We have to establish a unit that fully complies with the Good manufacturing processes, complying with quality standards, safety for patients and workers, environmental responsibility. When we achieve these milestones, we will obtain a license from the South African Medical Device Regulatory Authority, which will have the international endorsement of strict regulatory authorities.

TO Our Plant in Cape Town, we will manufacture the drug substance and the pharmaceutical product that is the final formulated mRNA vaccine. The facility will be licensed to produce batches of clinical material.

Afrigen will conduct phase 1 and phase 2 clinical trials while transferring end-to-end production processes to Biovac; will carry out the phase 3 clinical trial and obtain full market authorization for commercial production and distribution in Africa. Between Biovac and Afrigen there will be the capacity to produce more than 250 million doses per year; that’s small when you consider that Moderna and Pfizer-BioNTech can produce 1.7 billion doses a year.

Other commercial production facilities in Africa will also receive Afrigen’s vaccine technology.

We will also work closely with a consortium of South African universities, coordinated by the country’s Medical Research Council, to design and develop new and improved vaccines and manufacturing processes to enable the successful commercialization of a line of vaccines relevant to the burden of disease. in Africa.

Why are specialized skills required to produce vaccines with this technology?

The development and production of any vaccine that meets safety and efficacy goals, and can be scaled up in an affordable model, is complex.

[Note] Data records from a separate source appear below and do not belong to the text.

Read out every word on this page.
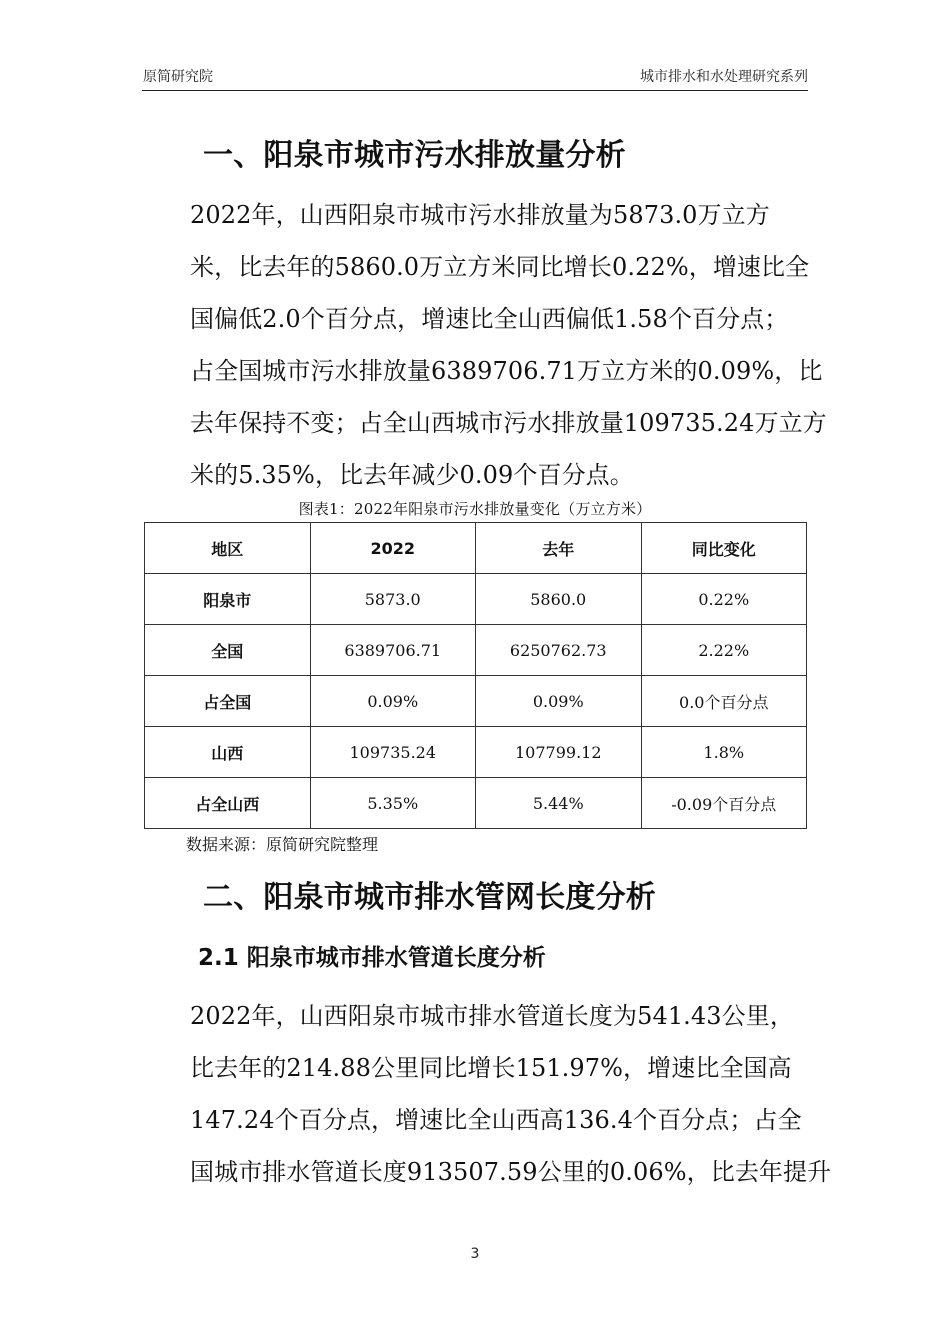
原简研究院	城市排水和水处理研究系列
一、阳泉市城市污水排放量分析
2022年，山西阳泉市城市污水排放量为5873.0万立方
米，比去年的5860.0万立方米同比增长0.22%，增速比全
国偏低2.0个百分点，增速比全山西偏低1.58个百分点；
占全国城市污水排放量6389706.71万立方米的0.09%，比
去年保持不变；占全山西城市污水排放量109735.24万立方
米的5.35%，比去年减少0.09个百分点。
图表1：2022年阳泉市污水排放量变化（万立方米）
地区	2022	去年	同比变化
阳泉市	5873.0	5860.0	0.22%
全国	6389706.71	6250762.73	2.22%
占全国	0.09%	0.09%	0.0个百分点
山西	109735.24	107799.12	1.8%
占全山西	5.35%	5.44%	-0.09个百分点
数据来源：原简研究院整理
二、阳泉市城市排水管网长度分析
2.1 阳泉市城市排水管道长度分析
2022年，山西阳泉市城市排水管道长度为541.43公里，
比去年的214.88公里同比增长151.97%，增速比全国高
147.24个百分点，增速比全山西高136.4个百分点；占全
国城市排水管道长度913507.59公里的0.06%，比去年提升
3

It requires the combination of engineering and science with regulatory and quality systems at every step of the process. So it is a highly specialized job.

For mRNA vaccines, we need geneticists, bioprocess engineers, biochemists, analytical chemists, molecular biologists, pharmacists, and mechanical operators. It is not easy to separate DNA into strands of RNA; uses all kinds of enzymes and processes, and scientists must ensure that RNA is stable and safe for use.

What are your timelines?

The first step is to get all the necessary equipment and qualified people in your place; then, to produce the vaccine on a laboratory scale to ensure that we have the necessary properties for a safe and effective vaccine. After that, we have to scale up and produce vaccines under manufacturing processes that are not good, as part of the training and validation of the process. Then, to the standards of Good Manufacturing Processes, with all the regulatory boxes checked.

By the end of September 2022, we should have the first batches of good manufacturing processes ready. It is very ambitious, but we think it is a healthy pressure.

It helps that we are well supported. The WHO and the drug patent group, along with the South African government, the African Union and the African CDC, have put in enormous effort and support, and funders have recognized that South African scientists are very capable: some of the world leaders in the vaccine. space.

Where does the ‘transfer’ part of your work come in?

People will come to us to learn. We are in contact with research centers in Brazil, Argentina, Ukraine, Colombia, the Philippines and several other African countries. Groups of people from the designated “hub rays” will come and train with us. In a lab like this, everyone is highly trained and specialized, up to and including the cleaners; you are operating in an environment that is totally sterile and temperature controlled and must be free from contamination.

We are exploring a “train the trainers” model. We will likely do some off-site training at the University of Cape Town, then we will transfer people to our facility to get their final grade – making the vaccine meet Good Manufacturing Processes standards. They will bring that knowledge and technology to their colleagues at home.

The consortium is comprised of Afrigen Biologics and Vaccines (South Africa), Biovac (South Africa), a network of universities, as well as the African Centers for Disease Control and Prevention, based in Ethiopia.The conversation

Petro Terblanche, Professor, business development; Managing Director, Afrigen Biologics, Northwestern University

This article is republished from The conversation under a Creative Commons license. Read the Original article.